Correlation and no.ones_like 370-5

Screen Link:

Working With Missing Data | Dataquest

Codes are as provided DQ. My queries are in italics.
Require a bit of nudge to think in right direction:
1)
cols_with_missing_vals = df.columns[df.isnull().sum() > 0]
missing_corr = df[cols_with_missing_vals].isnull().corr() # why is .isnull() required, when .isnull() has been used to create the boolean in previous line of code. I am tying it back to logic of creating a dataframe using boolean. For example, df[df[‘sales’]>500], where sales is one of the columns. We do not code it as df[df[‘sales’]>500][df['sales’], i.e. repeat [df[‘sales’] twice.

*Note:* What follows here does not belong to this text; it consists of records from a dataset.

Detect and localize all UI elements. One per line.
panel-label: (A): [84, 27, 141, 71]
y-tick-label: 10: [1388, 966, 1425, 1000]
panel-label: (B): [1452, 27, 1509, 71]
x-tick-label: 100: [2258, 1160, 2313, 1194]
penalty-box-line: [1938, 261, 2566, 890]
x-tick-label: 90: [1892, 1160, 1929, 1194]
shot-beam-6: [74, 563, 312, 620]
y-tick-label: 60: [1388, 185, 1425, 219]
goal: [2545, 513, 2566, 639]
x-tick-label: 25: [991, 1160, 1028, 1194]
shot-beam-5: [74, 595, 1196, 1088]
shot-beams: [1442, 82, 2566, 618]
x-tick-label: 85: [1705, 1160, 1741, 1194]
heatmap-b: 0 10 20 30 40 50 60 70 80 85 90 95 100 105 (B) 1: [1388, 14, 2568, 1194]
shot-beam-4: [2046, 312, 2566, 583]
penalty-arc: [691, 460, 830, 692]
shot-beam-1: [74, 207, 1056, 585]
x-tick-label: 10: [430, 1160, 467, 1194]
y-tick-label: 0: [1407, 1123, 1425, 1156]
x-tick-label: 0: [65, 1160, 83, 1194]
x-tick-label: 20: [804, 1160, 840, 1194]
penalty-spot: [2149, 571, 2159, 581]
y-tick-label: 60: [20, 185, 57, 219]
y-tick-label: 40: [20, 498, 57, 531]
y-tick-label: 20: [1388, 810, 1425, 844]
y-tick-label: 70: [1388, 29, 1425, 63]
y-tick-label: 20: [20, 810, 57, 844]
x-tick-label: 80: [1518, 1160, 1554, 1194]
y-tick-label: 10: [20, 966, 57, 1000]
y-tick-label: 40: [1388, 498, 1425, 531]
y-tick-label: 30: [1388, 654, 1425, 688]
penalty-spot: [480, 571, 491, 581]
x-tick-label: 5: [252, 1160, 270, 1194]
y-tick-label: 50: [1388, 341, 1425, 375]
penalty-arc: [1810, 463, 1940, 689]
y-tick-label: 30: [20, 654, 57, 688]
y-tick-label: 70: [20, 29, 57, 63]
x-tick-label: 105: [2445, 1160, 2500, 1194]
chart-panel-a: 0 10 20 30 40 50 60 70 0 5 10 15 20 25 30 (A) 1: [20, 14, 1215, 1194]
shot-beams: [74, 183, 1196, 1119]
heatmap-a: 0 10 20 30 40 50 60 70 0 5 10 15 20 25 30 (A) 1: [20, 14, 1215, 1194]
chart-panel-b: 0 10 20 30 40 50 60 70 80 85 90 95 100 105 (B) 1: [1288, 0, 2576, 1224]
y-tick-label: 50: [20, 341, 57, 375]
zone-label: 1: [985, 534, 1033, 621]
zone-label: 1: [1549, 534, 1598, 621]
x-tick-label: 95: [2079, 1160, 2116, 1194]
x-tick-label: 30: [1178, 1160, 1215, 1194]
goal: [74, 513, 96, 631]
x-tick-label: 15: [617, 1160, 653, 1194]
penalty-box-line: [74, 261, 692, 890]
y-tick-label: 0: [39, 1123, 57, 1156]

  1. missing_corr = missing_corr.iloc[1:, :-1]
    mask = np.triu(np.ones_like(missing_corr), k=1) I understand from documentation that it is creating an array similar to missing_corr and is populated with 1s. however, how is that helping in creating the mask ? Or what kind of information is the mask hiding

Print out df[cols_with_missing_vals] and df[cols_with_missing_vals].isnull() to see what the difference is and try to figure out why the latter might be required. Check out DQ’s correlation related content you covered if need be.

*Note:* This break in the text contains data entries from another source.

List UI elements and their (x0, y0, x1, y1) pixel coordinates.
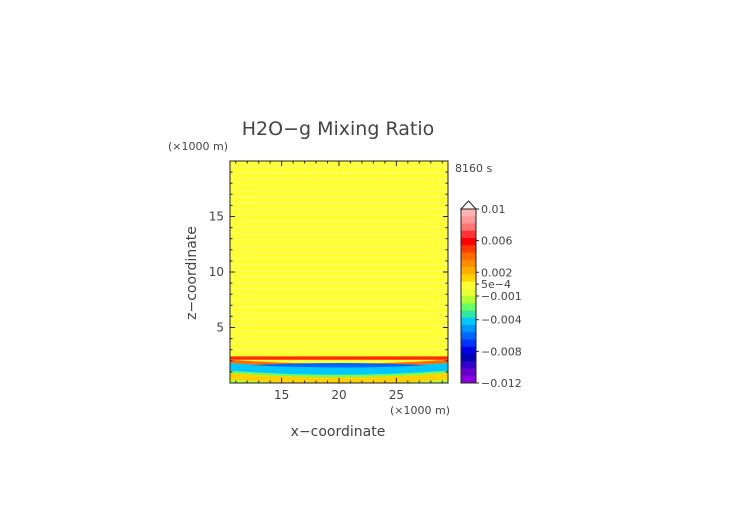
colorbar-swatch (461, 230, 476, 239)
colorbar-swatch (461, 209, 476, 217)
colorbar-label: −0.001 (481, 290, 522, 303)
y-tick-label: 10 (209, 265, 224, 279)
time-label: 8160 s (455, 162, 492, 175)
x-unit-label: (×1000 m) (390, 404, 450, 417)
y-tick-label: 5 (216, 321, 224, 335)
y-axis-label: z−coordinate (184, 226, 200, 320)
field-band (230, 370, 448, 378)
y-unit-label: (×1000 m) (168, 140, 228, 153)
field-band (230, 356, 448, 360)
field-band (230, 363, 448, 375)
colorbar-swatch (461, 281, 476, 290)
colorbar-swatch (461, 361, 476, 369)
colorbar-swatch (461, 346, 476, 355)
colorbar-swatch (461, 310, 476, 319)
field-core (250, 363, 428, 368)
x-axis-label: x−coordinate (291, 424, 386, 440)
colorbar-swatch (461, 317, 476, 326)
x-tick-label: 15 (274, 388, 289, 402)
colorbar-label: 0.002 (481, 266, 513, 279)
colorbar-swatch (461, 375, 476, 384)
colorbar-label: 0.01 (481, 203, 506, 216)
colorbar-swatch (461, 368, 476, 377)
colorbar-swatch (461, 288, 476, 297)
field-background (230, 161, 448, 383)
colorbar-swatch (461, 223, 476, 232)
colorbar-label: −0.008 (481, 345, 522, 358)
colorbar-label: −0.012 (481, 377, 522, 390)
colorbar-swatch (461, 303, 476, 311)
colorbar-swatch (461, 325, 476, 333)
colorbar-swatch (461, 339, 476, 348)
chart-title: H2O−g Mixing Ratio (242, 118, 434, 140)
colorbar-swatch (461, 267, 476, 275)
colorbar-swatch (461, 245, 476, 253)
colorbar-swatch (461, 354, 476, 362)
colorbar-label: 5e−4 (481, 278, 511, 291)
plot-area (229, 160, 449, 384)
colorbar-swatch (461, 296, 476, 304)
x-tick-label: 25 (389, 388, 404, 402)
colorbar-swatch (461, 238, 476, 246)
y-axis: 5 10 15 (209, 160, 448, 373)
colorbar-swatch (461, 332, 476, 340)
colorbar-extend-arrow (459, 200, 478, 210)
colorbar-swatch (461, 216, 476, 224)
colorbar-swatch (461, 259, 476, 268)
colorbar-label: 0.006 (481, 235, 513, 248)
colorbar-swatch (461, 274, 476, 282)
y-tick-label: 15 (209, 210, 224, 224)
colorbar-swatch (461, 252, 476, 261)
colorbar-label: −0.004 (481, 314, 522, 327)
x-tick-label: 20 (331, 388, 346, 402)
x-axis: 15 20 25 (235, 161, 443, 402)
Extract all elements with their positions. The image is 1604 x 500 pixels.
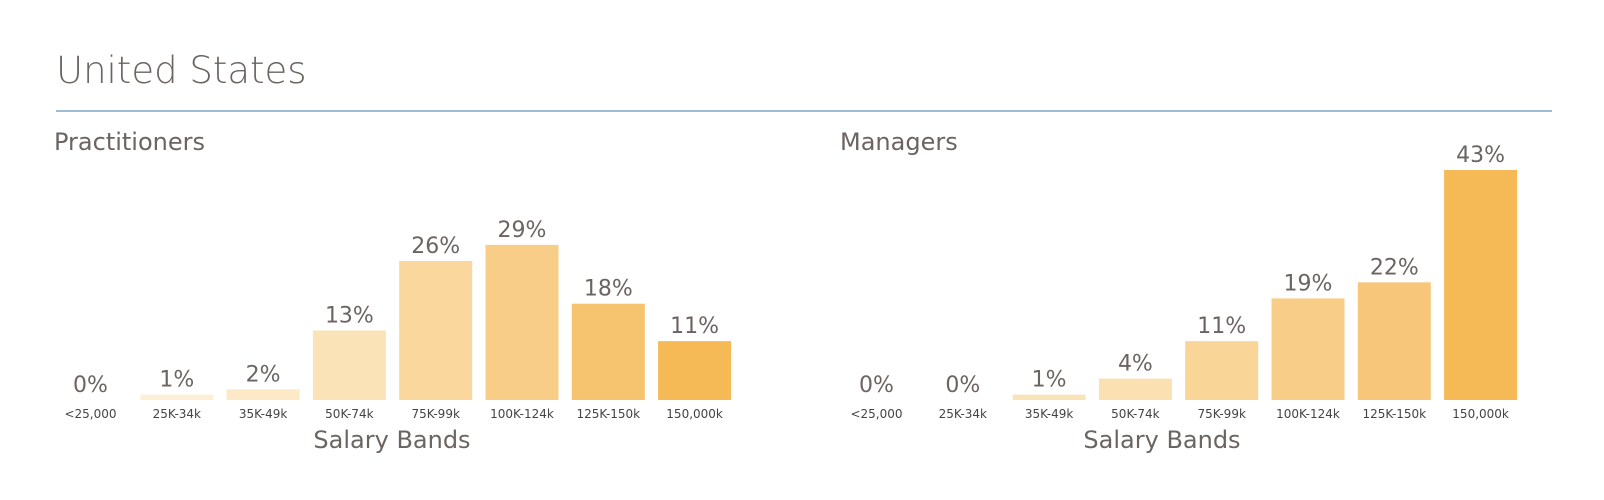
chart-title: Managers xyxy=(840,128,958,156)
bar-6 xyxy=(571,303,645,400)
data-label: 26% xyxy=(411,234,460,259)
bar-1 xyxy=(140,394,214,400)
data-label: 1% xyxy=(159,368,194,393)
x-tick-label: 100K-124k xyxy=(1276,407,1340,421)
x-tick-label: 25K-34k xyxy=(939,407,987,421)
x-tick-label: <25,000 xyxy=(850,407,902,421)
data-label: 13% xyxy=(325,303,374,328)
x-tick-label: 75K-99k xyxy=(411,407,459,421)
bar-7 xyxy=(658,341,732,400)
bar-3 xyxy=(312,330,386,400)
x-tick-label: 35K-49k xyxy=(1025,407,1073,421)
page-title: United States xyxy=(56,49,307,92)
bar-5 xyxy=(485,244,559,400)
title-divider xyxy=(56,110,1552,112)
managers-chart-svg: Managers 0% <25,000 0% 25K-34k 1% 35K-49k 4% 50… xyxy=(840,128,1518,454)
x-tick-label: 50K-74k xyxy=(325,407,373,421)
x-axis-label: Salary Bands xyxy=(313,426,470,454)
bars-group: 0% <25,000 1% 25K-34k 2% 35K-49k 13% 50K-74k 26%… xyxy=(64,218,732,421)
x-tick-label: 100K-124k xyxy=(490,407,554,421)
bar-6 xyxy=(1357,282,1431,400)
x-tick-label: 25K-34k xyxy=(153,407,201,421)
x-tick-label: 150,000k xyxy=(666,407,723,421)
x-tick-label: 35K-49k xyxy=(239,407,287,421)
data-label: 29% xyxy=(498,218,547,243)
bar-2 xyxy=(226,389,300,400)
data-label: 19% xyxy=(1284,271,1333,296)
x-tick-label: <25,000 xyxy=(64,407,116,421)
data-label: 4% xyxy=(1118,352,1153,377)
data-label: 0% xyxy=(945,373,980,398)
x-tick-label: 125K-150k xyxy=(1362,407,1426,421)
bar-4 xyxy=(1185,341,1259,400)
x-tick-label: 75K-99k xyxy=(1197,407,1245,421)
managers-chart: Managers 0% <25,000 0% 25K-34k 1% 35K-49k 4% 50… xyxy=(807,118,1547,478)
data-label: 18% xyxy=(584,277,633,302)
data-label: 2% xyxy=(246,362,281,387)
practitioners-chart-svg: Practitioners 0% <25,000 1% 25K-34k 2% 35K-49… xyxy=(54,128,732,454)
bars-group: 0% <25,000 0% 25K-34k 1% 35K-49k 4% 50K-74k 11% 7… xyxy=(850,143,1518,421)
x-tick-label: 50K-74k xyxy=(1111,407,1159,421)
data-label: 0% xyxy=(859,373,894,398)
chart-title: Practitioners xyxy=(54,128,205,156)
practitioners-chart: Practitioners 0% <25,000 1% 25K-34k 2% 35K-49… xyxy=(0,118,740,478)
bar-2 xyxy=(1012,394,1086,400)
bar-4 xyxy=(399,260,473,400)
x-tick-label: 125K-150k xyxy=(576,407,640,421)
bar-7 xyxy=(1444,170,1518,400)
data-label: 22% xyxy=(1370,255,1419,280)
data-label: 11% xyxy=(1197,314,1246,339)
bar-3 xyxy=(1098,378,1172,400)
data-label: 43% xyxy=(1456,143,1505,168)
data-label: 11% xyxy=(670,314,719,339)
bar-5 xyxy=(1271,298,1345,400)
x-axis-label: Salary Bands xyxy=(1083,426,1240,454)
data-label: 0% xyxy=(73,373,108,398)
x-tick-label: 150,000k xyxy=(1452,407,1509,421)
data-label: 1% xyxy=(1032,368,1067,393)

Print out mask and see the pattern in the array to understand what it will hide in relation to missing_corr.

Let me know if you have questions.

For this code, i think what it means to say is that:
a) first line is selecting columns where there is atleast 1 null value in the column,

b) and the second row is creating dataframe from the columns selected in a). The syntax for correlation is df.corr(). I think the second .isnull() is assisting in creating the dataframe.
My doubt still remains - we created a boolean by selecting the columns with atleast 1 null value and then mapped it on to the dataframe. That should do the job. Why the second .isnull(). I tried running the code on DQ console, but is not generating output for me to compare.

cols_with_missing_vals = df.columns[df.isnull().sum() > 0]
missing_corr = df[cols_with_missing_vals].isnull().corr()

  1. I did quite a bit of research on the mask parameter of heatmap. I understand it , but it’s not intuitive yet. I think DQ should explain - mask, triu, no.ones_like - in detail. Or call it out as a guided project.

For benefit of others stumbling on to this screen, i list it down the basic workings:
a) since the correlation heatmap is identical across the main diagonal, we are hiding the top most part (of the heatmap. The top part is triangular in shape. To hide, we use built-in parameter “mask”. Mask hides value, where the values are set to “True”. It also hides values if value =1, which is interpreted as “True”.

b) To create a mask, we will use:
i) no.ones_like ( to create an array of 1s with shape “like” the dataframe used for heatmap). The 1s will be treated as “True” and the values will be hidden when the mask is “overlaid” on the actual dataframe. Some of these 1s will be converted to “0” and will be treated as “False” by seaborn and therefore the values will be displayed. To convert 1 into 0 , we will use np.triu.

ii) and np.triu - which refers to upper triangle of the heatmap/array. (np.tril refers to lower triangle.) np.triu uses 2 parameters - array with shape identical to the data being used( no.ones_like is passed) and k - which indicates position of diagonal, below which all values will be converted to “0”. Play around with k=0/1/2/ to understand the values being hidden, as the dataframe values which are masked by "0"s are kept as visible ( because “0” is interpreted as False as per mask)

Notes to myself:

My query:

My doubt still remains - we created a boolean by selecting the columns with atleast 1 null value and then mapped it on to the dataframe. That should do the job. Why the second .isnull(). I tried running the code on DQ console, but is not generating output for me to compare.

cols_with_missing_vals = df.columns[df.isnull().sum() > 0]
missing_corr = df[cols_with_missing_vals].isnull().corr()

Solution - I was assuming that dataframe[‘name of columns’] will give a new data frame where columns have already been filtered for null value.

The columns have NOT been filtered for null values, but filtered for only the "names" of the columns. That is why .isnull() is required after dataframe[‘name of columns’] to create the data frame , i.e. dataframe[‘name of columns’] will provide all the values of columns including null ( but we do know that the names of columns that have “null values” because of the previous line of code). With that logic the second line of code makes sense - dataframe[‘name of columns’].isnull(). Once the new df is created correlation can be found by using .corr().